Compared to news of Hurricane Irma and its potential to devastate South Florida once it finishes wreaking havoc on islands in the Caribbean, last Wednesday’s announcement of another rate hike by the Bank of Canada likely attracted little interest among the Canadian public. But it was a sign of possible storm clouds on the financial horizon for Canadians carrying a risky amount of debt.
The central bank hiked its rate by one-quarter point to 1.0 per cent, marking the second 25-basis-point increase since July after no increases since 2010. It prompted financial experts to send a warning to Canadians to start considering their debt load and whether it is sustainable if conditions change.
In a story Wednesday from The Canadian Press, Patricia White, executive director at Credit Counselling Canada, said that after years of increased borrowing at low interest rates, many people aren’t prepared for the higher costs that could be coming if interest rates continue to rise.
“Everyone needs to look at where they’re at, because we suspect that the Bank of Canada governor is just going to continue to do this,” White said.

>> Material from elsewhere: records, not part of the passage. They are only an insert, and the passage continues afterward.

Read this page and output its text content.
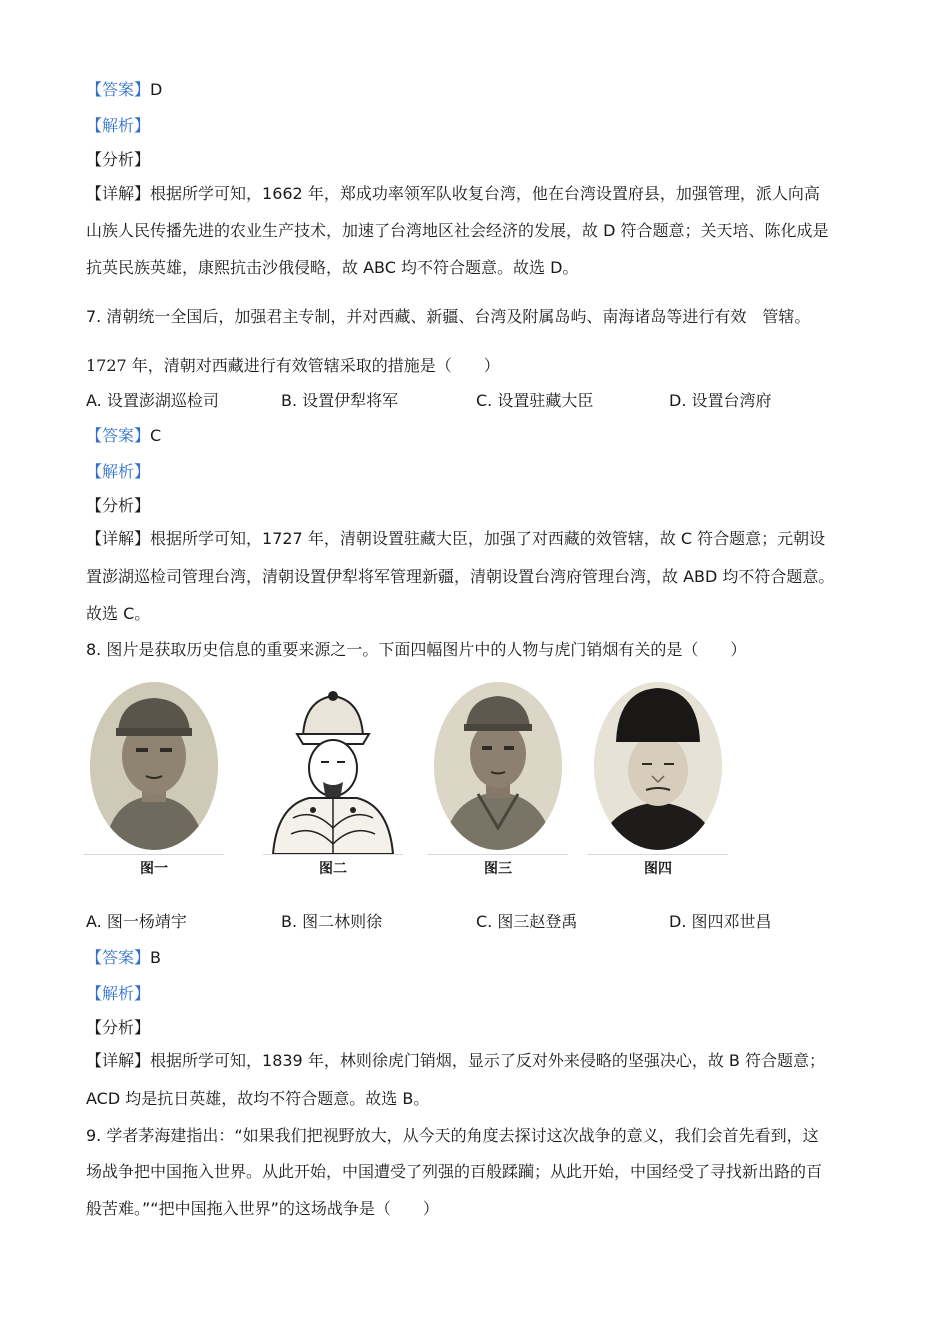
【答案】D
【解析】
【分析】
【详解】根据所学可知，1662 年，郑成功率领军队收复台湾，他在台湾设置府县，加强管理，派人向高
山族人民传播先进的农业生产技术，加速了台湾地区社会经济的发展，故 D 符合题意；关天培、陈化成是
抗英民族英雄，康熙抗击沙俄侵略，故 ABC 均不符合题意。故选 D。
7. 清朝统一全国后，加强君主专制，并对西藏、新疆、台湾及附属岛屿、南海诸岛等进行有效　管辖。
1727 年，清朝对西藏进行有效管辖采取的措施是（　　）
A. 设置澎湖巡检司	B. 设置伊犁将军	C. 设置驻藏大臣	D. 设置台湾府
【答案】C
【解析】
【分析】
【详解】根据所学可知，1727 年，清朝设置驻藏大臣，加强了对西藏的效管辖，故 C 符合题意；元朝设
置澎湖巡检司管理台湾，清朝设置伊犁将军管理新疆，清朝设置台湾府管理台湾，故 ABD 均不符合题意。
故选 C。
8. 图片是获取历史信息的重要来源之一。下面四幅图片中的人物与虎门销烟有关的是（　　）
图一	图二	图三	图四
A. 图一杨靖宇	B. 图二林则徐	C. 图三赵登禹	D. 图四邓世昌
【答案】B
【解析】
【分析】
【详解】根据所学可知，1839 年，林则徐虎门销烟，显示了反对外来侵略的坚强决心，故 B 符合题意；
ACD 均是抗日英雄，故均不符合题意。故选 B。
9. 学者茅海建指出：“如果我们把视野放大，从今天的角度去探讨这次战争的意义，我们会首先看到，这
场战争把中国拖入世界。从此开始，中国遭受了列强的百般蹂躏；从此开始，中国经受了寻找新出路的百
般苦难。”“把中国拖入世界”的这场战争是（　　）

Eric Kam, an associate professor of economics at Ryerson University, said the federal government is looking to temper the housing market by raising interest rates.
“I think this is really in a sense an earbug on behalf of the government to put it into people’s minds to say just be wary of your debt load,” Kam said.
Consumer credit reporting agency Equifax Canada released a report Tuesday showing that debt loads have been increasing and are now at record highs, reaching $22,595 per person in non-mortgage debt.
An Equifax spokesperson noted debt levels are so far sustainable, with delinquencies and bankruptcies actually on the decline, and added that interest rates at present could add $50 to $150 a month to a household, which most will be able to handle.
But RBC CEO Dave McKay, addressing a financial summit in Toronto on Wednesday, noted that increased payments on mortgages and other debts could slow the economy as consumers wind up with less disposable income to spend on other things.
As citizens have been relying on historically low interest rates to finance homes and other major purchases on credit, it has led to many Canadians carrying debt levels that might not be sustainable in the event of higher interest rates. In June, when the Bank of Canada was pondering a rate hike, B of C governor Stephen Poloz suggested that Canadians should be thinking about what their finances would look like in a scenario of higher interest rates.
Around the same time, TD Bank economist Diana Petramala said in a note to clients, “While indebtedness has recently stabilized for Canada as a whole, it still remains elevated, leaving households particularly sensitive to rising rates.”
With interest rates starting to edge upward, it might be a good time for Canadians to examine their debt loads and make changes before possible storm clouds arrive.